02/12/2011

AUBE, la saga de l'Europe, 246

Le butin, bien propre à les exciter, avait déjà été réparti. Des prêtres, qui avaient reçu la quantité forfaitaire habituelle, définie l’année où Kleworegs était devenu roi (Ils auraient dû interroger les dieux. Au lieu d’un nombre fixe de bovins et de pièces de tissu, ils en eussent demandé une part comme ces trop rusés forgerons !), au plus jeune guerrier, chacun avait son dû. Ceux qui, comme les jeunes gardes aux bons réflexes ou les guerriers les plus vaillants, étaient sortis du lot, avaient reçu des parts plus belles. C’était la loi, c’était juste, et nul ne le critiquait. Malgré ce partage, il restait encore réuni en un seul lieu, bien gardé. L’on s’était contenté de marquer ce qui revenait à chacun.
Personne ne se plaignait de n'en pas encore jouir. L’échanger, le garder, la décision était sienne. Cette exposition, au moment du troc ou de l’échange éventuel, permettait, par l’accumulation en un seul lieu de biens pris de vive force à l’ennemi, établissant et soutenant le renom de qui s’en était emparé, d’obtenir les meilleures conditions. Au vu de la splendeur de ce qu’apercevaient ou devinaient les visiteurs, et de leurs réactions, ce but serait atteint. Déjà, quelques rois, et non des moindres, à l’influence reconnue loin, se promettaient de parler de cette année comme de celle du raid de Kleworegs. Jamais aussi petite troupe n'avait amassé autant au combat. Ce butin n’aurait pas fait honte à une armée de cinq à six cents hommes. Même un rassemblement d’une main de clans s’en serait contenté. Que ferait un tel chef menant autant de guerriers ? Certains se le demandaient.

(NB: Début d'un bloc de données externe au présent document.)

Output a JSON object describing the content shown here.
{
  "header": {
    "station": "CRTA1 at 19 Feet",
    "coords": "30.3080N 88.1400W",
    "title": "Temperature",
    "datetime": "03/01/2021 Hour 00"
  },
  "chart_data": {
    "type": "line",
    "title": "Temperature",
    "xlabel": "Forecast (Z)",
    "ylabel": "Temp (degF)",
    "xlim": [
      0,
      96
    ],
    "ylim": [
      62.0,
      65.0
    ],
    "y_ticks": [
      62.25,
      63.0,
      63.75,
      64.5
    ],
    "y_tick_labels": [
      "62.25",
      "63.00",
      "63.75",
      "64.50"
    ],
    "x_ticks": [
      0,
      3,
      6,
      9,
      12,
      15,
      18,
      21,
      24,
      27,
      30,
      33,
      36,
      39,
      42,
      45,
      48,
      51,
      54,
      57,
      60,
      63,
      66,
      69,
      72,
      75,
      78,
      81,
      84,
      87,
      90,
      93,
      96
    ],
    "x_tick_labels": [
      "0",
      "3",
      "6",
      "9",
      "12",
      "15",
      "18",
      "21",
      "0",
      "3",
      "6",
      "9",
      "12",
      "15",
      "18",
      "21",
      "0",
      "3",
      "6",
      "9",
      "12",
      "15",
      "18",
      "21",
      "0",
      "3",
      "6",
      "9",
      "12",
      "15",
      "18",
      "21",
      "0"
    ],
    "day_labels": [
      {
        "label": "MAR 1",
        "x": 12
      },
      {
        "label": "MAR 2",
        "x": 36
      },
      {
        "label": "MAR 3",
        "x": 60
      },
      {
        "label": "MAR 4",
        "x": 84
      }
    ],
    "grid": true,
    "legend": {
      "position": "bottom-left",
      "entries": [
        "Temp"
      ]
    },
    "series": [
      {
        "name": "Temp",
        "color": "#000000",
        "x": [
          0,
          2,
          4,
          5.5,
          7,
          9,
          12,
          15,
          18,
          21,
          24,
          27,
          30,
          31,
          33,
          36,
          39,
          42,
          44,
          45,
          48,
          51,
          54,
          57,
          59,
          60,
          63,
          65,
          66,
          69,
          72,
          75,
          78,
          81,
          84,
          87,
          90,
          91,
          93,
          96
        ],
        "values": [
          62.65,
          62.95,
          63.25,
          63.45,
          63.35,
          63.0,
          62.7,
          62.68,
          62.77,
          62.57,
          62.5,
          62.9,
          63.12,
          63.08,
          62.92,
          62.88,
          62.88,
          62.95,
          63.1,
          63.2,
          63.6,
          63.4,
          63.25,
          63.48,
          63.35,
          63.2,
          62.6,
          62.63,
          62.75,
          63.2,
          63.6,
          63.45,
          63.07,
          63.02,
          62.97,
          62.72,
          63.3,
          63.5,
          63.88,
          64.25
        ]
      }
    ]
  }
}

Il tendait l’oreille, à droite et à gauche. À entendre toutes ces louanges, toutes ces suppositions, le bien qu’on disait de lui et de ses exploits, il se gonflait d’orgueil. Bientôt, de fil en aiguille, tout le regyom adopterait pour sienne cette dénomination. Quelle gloire pour lui, son genos, son wiks ! La fortune des grandes familles, pépinière des rois des rois, avait toujours débuté ainsi, à la suite d’un raid célébré où d’un acte dont le bruit s’était répandu partout. Au pire, il laisserait à son fils un nom glorieux et un avenir brillant. Il pouvait faire mieux. Espérer pour lui, non pour sa lignée... Il n’est de limite à l’ascension d’un guerrier courageux et de grand renom.
Il s'en réjouissait. Ils n’avaient pourtant encore vu qu’une partie du butin. Ils n’en connaissaient le reste, à commencer par le fameux Joyau, que par ouï-dire. Nerswekwos n’en avait rien vu, ou si peu, et n’en avait rien su décrire, si ce n’est l’indicible splendeur. Tous ses visiteurs, du plus noble au plus humble, restaient frustrés et insatisfaits. Leur admiration et leur joie stupéfaite devant ce qu’il leur avait laissé admirer n’arrivaient pas à le cacher. Il leur manquait, pour que leur bonheur soit entier, deux choses : un récit complet du raid de la bouche même de son chef, et la vision de la gemme dont tous les admirateurs extasiés vantaient la beauté et l'unicité. Il les avait bien fait mijoter. Il était temps, en cette avant-veille du jour de Thonros, ouverture officielle du troc, de leur apprendre le déroulement de sa dernière saison, avec, en bouquet final, la prise du joyau.
Il partit à la recherche de son crieur, le même depuis l’année de son avènement. S’il avait bien vieilli, sa voix était restée aussi claire et sonore. Il lui donna ses instructions. Il s’en fut, proclamant par tout le wiks et le camp que son roi les conviait tous à venir banqueter le lendemain au plus haut du soleil. Après, il conterait, pour leur plaisir, les tribulations et les prouesses qui lui avaient valu, signe d’alliance et d’affection des dieux, ce joyau qu’ils pourraient tous contempler dès l'aube du jour de Thonros. Des acclamations saluèrent ses paroles.